Author: Brian D. Gerber

Date: 2024-12-04

1. Large Sample Size

A common error occurs when using the diel.fit function when the sample size of the number of detections (\(y\)) is large and setting the argument post.fit=TRUE and the hyp.set argument to include multiple models (e.g., hyp = hyp.set = hyp.sets("Traditional")).

For example, lets say you are studying a common species and you have lots of spatial sampling (e.g., many unique camera trap sites).

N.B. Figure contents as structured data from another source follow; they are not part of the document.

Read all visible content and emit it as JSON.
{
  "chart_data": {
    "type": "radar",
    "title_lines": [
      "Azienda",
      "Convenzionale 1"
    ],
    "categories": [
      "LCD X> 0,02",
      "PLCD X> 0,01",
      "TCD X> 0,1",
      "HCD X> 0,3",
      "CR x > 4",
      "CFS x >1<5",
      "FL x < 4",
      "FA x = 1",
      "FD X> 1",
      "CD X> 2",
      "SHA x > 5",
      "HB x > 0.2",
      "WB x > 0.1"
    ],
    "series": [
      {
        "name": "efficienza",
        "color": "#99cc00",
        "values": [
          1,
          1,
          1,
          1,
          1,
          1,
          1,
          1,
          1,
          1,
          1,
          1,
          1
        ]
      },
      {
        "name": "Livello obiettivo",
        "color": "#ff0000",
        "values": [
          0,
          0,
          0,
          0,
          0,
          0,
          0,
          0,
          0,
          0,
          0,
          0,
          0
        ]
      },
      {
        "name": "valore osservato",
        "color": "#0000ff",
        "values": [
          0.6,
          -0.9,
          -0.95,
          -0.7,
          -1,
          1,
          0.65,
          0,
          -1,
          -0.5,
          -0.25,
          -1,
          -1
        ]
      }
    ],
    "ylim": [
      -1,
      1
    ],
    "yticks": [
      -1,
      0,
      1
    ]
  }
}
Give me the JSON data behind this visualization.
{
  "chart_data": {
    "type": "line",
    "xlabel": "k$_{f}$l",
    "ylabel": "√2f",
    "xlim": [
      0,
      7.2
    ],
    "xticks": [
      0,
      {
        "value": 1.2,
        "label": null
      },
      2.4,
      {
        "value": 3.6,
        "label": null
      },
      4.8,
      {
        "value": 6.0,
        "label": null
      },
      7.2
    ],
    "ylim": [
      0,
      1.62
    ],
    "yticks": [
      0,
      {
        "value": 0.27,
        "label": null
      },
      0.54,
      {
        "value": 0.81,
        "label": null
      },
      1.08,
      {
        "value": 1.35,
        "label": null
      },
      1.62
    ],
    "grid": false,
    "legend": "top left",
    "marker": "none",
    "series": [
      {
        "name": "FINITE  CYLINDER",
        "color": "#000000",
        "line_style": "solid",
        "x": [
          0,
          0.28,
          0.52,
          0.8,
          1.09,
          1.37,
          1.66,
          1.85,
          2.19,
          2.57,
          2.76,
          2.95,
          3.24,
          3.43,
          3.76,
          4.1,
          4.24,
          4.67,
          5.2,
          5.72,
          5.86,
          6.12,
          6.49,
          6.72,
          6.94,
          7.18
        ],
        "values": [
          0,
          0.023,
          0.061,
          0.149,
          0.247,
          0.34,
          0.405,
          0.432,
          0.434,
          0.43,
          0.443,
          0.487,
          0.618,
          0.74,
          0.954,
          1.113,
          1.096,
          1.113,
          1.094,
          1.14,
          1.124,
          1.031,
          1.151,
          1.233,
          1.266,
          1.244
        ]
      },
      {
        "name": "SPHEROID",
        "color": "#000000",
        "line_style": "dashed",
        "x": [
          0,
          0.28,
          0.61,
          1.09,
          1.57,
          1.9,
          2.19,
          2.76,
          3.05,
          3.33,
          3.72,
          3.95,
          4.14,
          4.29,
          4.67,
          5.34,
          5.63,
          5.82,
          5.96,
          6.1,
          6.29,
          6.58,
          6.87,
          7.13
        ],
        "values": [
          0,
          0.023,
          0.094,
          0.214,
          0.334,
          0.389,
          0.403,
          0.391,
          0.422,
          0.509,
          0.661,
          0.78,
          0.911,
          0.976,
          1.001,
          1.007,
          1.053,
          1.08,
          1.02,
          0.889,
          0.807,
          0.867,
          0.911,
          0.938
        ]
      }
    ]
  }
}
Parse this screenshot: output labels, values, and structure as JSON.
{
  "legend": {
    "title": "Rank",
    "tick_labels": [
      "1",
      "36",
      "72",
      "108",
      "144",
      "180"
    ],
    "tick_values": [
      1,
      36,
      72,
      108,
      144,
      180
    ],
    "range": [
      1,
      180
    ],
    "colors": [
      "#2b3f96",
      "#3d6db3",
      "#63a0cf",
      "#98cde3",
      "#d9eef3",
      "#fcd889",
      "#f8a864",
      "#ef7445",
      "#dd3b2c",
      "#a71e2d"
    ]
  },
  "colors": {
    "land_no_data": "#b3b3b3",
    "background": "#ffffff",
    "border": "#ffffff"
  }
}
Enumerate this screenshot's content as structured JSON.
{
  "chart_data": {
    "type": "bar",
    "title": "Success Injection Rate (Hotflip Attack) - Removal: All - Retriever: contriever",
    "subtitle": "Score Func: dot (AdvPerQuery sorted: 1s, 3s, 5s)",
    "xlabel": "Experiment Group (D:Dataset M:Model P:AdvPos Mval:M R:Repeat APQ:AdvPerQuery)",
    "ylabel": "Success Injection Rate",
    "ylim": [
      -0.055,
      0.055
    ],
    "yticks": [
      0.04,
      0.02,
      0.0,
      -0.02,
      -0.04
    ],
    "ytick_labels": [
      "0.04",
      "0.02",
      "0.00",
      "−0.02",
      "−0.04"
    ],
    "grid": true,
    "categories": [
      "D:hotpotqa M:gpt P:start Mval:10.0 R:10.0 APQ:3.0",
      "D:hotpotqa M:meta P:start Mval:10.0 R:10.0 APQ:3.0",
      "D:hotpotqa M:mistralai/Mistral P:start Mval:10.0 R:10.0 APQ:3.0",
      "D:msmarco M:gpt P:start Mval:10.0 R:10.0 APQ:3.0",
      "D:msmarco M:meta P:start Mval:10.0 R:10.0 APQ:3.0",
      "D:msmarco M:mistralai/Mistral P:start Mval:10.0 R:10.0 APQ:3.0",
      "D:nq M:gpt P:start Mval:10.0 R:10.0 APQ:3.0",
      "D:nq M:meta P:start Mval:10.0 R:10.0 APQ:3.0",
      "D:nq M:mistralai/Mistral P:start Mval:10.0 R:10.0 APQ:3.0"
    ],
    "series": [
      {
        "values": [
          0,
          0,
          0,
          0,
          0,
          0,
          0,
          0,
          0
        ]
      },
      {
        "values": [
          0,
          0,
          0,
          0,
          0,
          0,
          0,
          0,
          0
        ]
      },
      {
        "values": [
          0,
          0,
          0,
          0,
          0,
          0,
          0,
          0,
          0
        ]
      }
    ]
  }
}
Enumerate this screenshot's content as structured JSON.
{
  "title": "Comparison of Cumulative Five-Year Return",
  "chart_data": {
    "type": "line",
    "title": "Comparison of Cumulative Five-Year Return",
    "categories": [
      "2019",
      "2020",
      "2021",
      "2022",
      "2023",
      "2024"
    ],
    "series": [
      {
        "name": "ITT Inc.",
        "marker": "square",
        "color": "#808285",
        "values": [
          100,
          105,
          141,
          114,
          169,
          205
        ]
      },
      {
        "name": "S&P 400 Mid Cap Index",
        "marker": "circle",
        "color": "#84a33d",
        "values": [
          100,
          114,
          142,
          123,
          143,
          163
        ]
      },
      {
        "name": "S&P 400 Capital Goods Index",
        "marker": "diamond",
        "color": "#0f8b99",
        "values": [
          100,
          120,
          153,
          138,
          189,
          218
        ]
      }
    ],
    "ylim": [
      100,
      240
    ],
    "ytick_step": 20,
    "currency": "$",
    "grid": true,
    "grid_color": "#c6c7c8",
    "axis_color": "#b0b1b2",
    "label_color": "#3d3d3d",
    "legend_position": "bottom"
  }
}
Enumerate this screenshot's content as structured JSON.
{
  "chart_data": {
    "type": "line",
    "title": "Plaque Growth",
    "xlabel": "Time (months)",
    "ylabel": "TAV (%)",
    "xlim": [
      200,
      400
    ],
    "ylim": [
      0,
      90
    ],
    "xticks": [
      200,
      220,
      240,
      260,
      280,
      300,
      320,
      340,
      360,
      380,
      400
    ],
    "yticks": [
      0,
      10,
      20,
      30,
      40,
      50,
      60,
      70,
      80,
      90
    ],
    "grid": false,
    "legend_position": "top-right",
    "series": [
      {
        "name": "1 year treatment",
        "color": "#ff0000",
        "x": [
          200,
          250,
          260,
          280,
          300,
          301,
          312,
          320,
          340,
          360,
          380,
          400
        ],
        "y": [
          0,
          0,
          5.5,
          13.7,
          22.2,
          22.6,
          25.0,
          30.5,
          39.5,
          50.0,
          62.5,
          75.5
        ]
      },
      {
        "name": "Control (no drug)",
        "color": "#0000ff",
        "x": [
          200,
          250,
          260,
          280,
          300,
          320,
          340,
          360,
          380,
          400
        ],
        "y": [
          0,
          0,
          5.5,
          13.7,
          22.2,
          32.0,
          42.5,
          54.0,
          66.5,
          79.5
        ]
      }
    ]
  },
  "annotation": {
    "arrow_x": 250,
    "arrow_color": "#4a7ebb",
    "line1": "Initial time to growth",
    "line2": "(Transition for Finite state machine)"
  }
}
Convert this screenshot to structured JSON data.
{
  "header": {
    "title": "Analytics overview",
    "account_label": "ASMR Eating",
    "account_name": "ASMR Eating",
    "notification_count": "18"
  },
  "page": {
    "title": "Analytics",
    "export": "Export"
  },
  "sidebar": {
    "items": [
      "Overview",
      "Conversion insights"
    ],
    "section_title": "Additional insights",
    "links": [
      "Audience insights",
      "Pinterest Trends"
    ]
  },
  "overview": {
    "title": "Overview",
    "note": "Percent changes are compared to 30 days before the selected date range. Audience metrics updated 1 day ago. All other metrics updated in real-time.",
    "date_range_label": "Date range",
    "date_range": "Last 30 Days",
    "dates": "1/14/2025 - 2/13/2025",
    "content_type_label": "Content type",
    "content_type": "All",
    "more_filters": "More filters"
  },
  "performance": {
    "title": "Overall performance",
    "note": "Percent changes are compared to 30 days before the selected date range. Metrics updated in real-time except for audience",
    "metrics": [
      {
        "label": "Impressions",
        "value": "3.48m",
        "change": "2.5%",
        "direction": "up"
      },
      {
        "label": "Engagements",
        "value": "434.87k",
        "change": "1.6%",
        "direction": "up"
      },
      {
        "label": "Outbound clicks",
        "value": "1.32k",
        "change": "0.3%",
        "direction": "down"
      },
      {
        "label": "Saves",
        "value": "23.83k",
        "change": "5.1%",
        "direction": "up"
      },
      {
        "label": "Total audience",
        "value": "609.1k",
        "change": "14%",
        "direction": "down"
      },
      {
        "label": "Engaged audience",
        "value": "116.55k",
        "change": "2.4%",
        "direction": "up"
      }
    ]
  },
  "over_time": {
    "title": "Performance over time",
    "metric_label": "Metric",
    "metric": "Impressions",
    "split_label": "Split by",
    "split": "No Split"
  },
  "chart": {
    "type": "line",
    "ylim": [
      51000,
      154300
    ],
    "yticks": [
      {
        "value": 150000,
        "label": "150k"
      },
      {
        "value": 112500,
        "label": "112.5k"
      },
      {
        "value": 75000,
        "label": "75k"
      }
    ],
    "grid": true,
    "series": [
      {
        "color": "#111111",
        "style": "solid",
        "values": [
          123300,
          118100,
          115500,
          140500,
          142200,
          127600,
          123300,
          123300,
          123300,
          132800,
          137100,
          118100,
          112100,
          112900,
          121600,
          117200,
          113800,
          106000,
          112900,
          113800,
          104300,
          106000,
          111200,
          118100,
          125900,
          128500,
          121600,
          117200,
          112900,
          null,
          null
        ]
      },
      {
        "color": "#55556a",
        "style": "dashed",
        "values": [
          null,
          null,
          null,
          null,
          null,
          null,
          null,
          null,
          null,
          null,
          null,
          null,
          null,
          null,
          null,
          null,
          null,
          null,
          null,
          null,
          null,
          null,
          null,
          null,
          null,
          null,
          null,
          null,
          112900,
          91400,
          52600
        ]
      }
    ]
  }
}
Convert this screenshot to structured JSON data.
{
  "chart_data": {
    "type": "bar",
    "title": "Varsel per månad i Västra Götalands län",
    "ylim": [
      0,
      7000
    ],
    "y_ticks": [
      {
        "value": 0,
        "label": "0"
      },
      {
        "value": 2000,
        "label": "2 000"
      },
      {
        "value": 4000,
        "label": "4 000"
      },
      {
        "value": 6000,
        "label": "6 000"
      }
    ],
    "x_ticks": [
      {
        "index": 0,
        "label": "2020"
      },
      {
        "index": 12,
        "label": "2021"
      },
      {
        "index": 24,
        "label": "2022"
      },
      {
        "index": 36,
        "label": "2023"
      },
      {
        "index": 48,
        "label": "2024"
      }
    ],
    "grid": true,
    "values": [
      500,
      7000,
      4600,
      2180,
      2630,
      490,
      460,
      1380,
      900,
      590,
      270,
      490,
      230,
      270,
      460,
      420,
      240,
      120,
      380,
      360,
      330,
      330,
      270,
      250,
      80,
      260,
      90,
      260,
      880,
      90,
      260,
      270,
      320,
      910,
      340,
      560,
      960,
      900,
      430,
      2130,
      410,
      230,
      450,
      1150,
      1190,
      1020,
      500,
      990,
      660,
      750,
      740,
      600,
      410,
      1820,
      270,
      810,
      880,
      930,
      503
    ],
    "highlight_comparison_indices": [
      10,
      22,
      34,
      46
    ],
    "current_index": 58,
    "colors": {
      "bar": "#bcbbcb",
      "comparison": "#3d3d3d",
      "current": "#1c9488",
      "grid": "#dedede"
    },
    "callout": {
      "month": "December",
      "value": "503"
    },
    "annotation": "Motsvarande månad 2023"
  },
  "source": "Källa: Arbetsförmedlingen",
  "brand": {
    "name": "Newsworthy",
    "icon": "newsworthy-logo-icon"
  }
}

If the goal is to estimate the diel niche of the species across all camera sites for a given season, you would aggregate the independent detections into counts of twilight, daylight, and nighttime. This may lead to many detections per diel period and overall.

# Load packages
  library(Diel.Niche)
# Data
  y = t(matrix(c(542, 0, 2834)))

Note that there are large number of detections in the twilight and nighttime periods. We can expect to be highly certain when determining the diel phenotype.

If you fit these data with default settings there should be no errors.

out <- diel.fit(
                y,
                hyp.set = hyp.sets("Traditional"),
)
#> Data checks Complete.
#> Calculating Bayes Factors...
#> The most supported model is: 
#>  Nocturnal (Traditional)

However, if you ask the function to sample from the posterior distributions for all diel phenotype models, post.fit = TRUE, we encounter an error.

diel.fit(
         y,
         hyp.set = hyp.sets("Traditional"),
         post.fit = TRUE
)
#> Data checks Complete.
#> Calculating Bayes Factors...
#> Posterior Sampling...
#> Error in if (any(prob < 0, prob > 1)) {: missing value where TRUE/FALSE needed

The reason for the error is that the function is attempting to sample from a posterior distribution in which the model constraints and the data are in contradiction. Simply, there is no support for the model and thus estimating posterior samples with the given constraints does not work. In other words, there is so much support for a single model that the other models being fit by default are not supported and thus there are issues with sampling from the posterior distributions.

What to do about this issue?

We need to separate the process in determining the most supported model and that of estimating the posterior distributions. First, fit the model with post.fit = TRUE and bf.fit = FALSE (default settings).

out <- diel.fit(
                  y,
                  bf.fit = TRUE,
                  hyp.set = hyp.sets("Traditional"),  
                  n.chains = 3,
                  post.fit = FALSE,
)
#> Data checks Complete.
#> Calculating Bayes Factors...
#> The most supported model is: 
#>  Nocturnal (Traditional)

We determined the most supported model to be “Nocturnal (Traditional)”. The model name is stored in the object out$ms.model, which we can be used in the diel.fit function to sample from the posterior distributions of only this model and not all models within the Traditional hypothesis set.

out.post <- diel.fit(
                     y,
                     bf.fit = FALSE,
                     hyp.set = out$ms.model,  
                     n.chains = 3,
                     post.fit = TRUE,
)
#> Data checks Complete.
#> Posterior Sampling...

# posterior samples (first chain)
  head(out.post$post.samp$N[[1]])
#> Markov Chain Monte Carlo (MCMC) output:
#> Start = 1 
#> End = 7 
#> Thinning interval = 1 
#>       p_crep_1      p_day_1 p_night_1
#> [1,] 0.1613719 1.485125e-04 0.8384795
#> [2,] 0.1620361 9.738083e-05 0.8378665
#> [3,] 0.1538320 4.058697e-05 0.8461274
#> [4,] 0.1626211 1.863699e-04 0.8371925
#> [5,] 0.1618493 6.093089e-05 0.8380897
#> [6,] 0.1707529 3.733342e-04 0.8288738
#> [7,] 0.1513084 5.400314e-05 0.8486376

And we can also plot our posterior samples on top of the defined parameter space for all the traditional hypothesis phenotypes as..

triplot(hyp = hyp.sets("Traditional"),
        posteriors = out.post$post.samp$N[[1]],
        )